New ECB norms can make India more vulnerable to external shocks

No upturn soon in ECBs despite new rules
Business Standard Editorial Comment
3 min read Last Updated : Jul 31 2019 | 11:18 PM IST
The revised norms for end-use of money raised through external commercial borrowings (ECBs), announced by the Reserve Bank of India (RBI) on Tuesday, have brought in significant changes. Under the new norms, ECBs with a minimum average maturity period of 10 years can be used for working capital and general corporate purposes as also by non-banking finance companies for on-lending. The RBI, in consultation with the central government, has also permitted firms to raise ECBs for repaying rupee loans taken from domestic sources for capital expenditure in the infrastructure and manufacturing sectors, classified as SMA-2 or non-performing asset (NPA), in order to make a one-time settlement (OTS) with lenders. Besides, banks have been allowed to sell such loans to eligible foreign lenders. At the company level, the revised norms can potentially help raise funds more freely from external sources. Since the Indian banking system is still struggling with NPAs and may not be in a position to fund the requirement of the Indian corporate sector, the new norms will enable companies to diversify their borrowings.
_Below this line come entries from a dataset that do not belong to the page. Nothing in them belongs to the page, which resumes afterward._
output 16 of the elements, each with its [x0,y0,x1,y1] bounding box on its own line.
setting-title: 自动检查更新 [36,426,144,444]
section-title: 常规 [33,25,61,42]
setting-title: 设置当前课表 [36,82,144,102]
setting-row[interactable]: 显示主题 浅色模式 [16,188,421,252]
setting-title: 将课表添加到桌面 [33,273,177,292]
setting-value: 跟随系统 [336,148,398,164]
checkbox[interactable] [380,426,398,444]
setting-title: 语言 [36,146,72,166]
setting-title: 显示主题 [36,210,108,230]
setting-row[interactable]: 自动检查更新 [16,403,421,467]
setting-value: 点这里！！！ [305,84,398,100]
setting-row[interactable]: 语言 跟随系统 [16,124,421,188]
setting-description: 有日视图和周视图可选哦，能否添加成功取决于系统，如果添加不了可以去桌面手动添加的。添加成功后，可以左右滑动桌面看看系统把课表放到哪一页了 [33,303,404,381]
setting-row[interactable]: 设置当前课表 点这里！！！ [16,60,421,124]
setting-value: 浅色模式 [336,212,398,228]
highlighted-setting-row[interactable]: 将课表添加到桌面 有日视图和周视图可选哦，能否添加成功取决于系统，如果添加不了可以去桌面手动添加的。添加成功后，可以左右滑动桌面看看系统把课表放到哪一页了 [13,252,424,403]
The possibility of Indian companies borrowing overseas to repay domestic lenders will also enable banks to lend to smaller businesses which are not in a position to borrow from external sources. In view of the fact that the cost of money in the global financial markets is expected to come down further, some companies may be able to reduce their interest burden by borrowing abroad or by swapping their rupee loans with foreign-currency debt. But they will need to carefully manage the currency risk. Also, instead of heading for the Insolvency and Bankruptcy Code (IBC) solution, banks and companies can now get into an OTS scheme, the funds for which have to be raised abroad. 

The latest move appears to be part of an overall strategy that Indian companies should tap global resources to lower cost. However, potential benefits at the company level should not make policymakers lose sight of the broader macro picture because increasing reliance on foreign capital can be dangerous. It is correct that there are problems in the Indian financial sector and the corporate balance sheet is also stressed. But depending on foreign debt to address some of these issues can exacerbate difficulties for India and should be avoided. For instance, higher foreign borrowings would put upward pressure on the rupee, which anyway is excessively overvalued, and affect exports. The other problem is the reluctance of Indian companies to hedge their risks. Unhedged exposure can become a threat not only to individual companies, but to the system and its stability. Experience in many countries have shown that corporate crisis can turn into a macro-economic risk in no time.

Further, this will increase India’s foreign debt exposure and, in the absence of consistent inflows, servicing can become a problem. This can result in significant volatility in the currency market and, among other things, increase the repayment burden for Indian companies. India’s foreign debt which needs to be repaid by the end of this fiscal year is over 43 per cent of the total external debt and 57 per cent of foreign currency reserves. This is not to suggest that India should not tap foreign funds to supplement domestic savings. India should target higher direct equity investments, which are more stable and will help augment growth. Increasing dependence on debt, as the relaxation in ECB norms shows, will make the Indian economy more vulnerable to external shocks and increase risks to financial stability.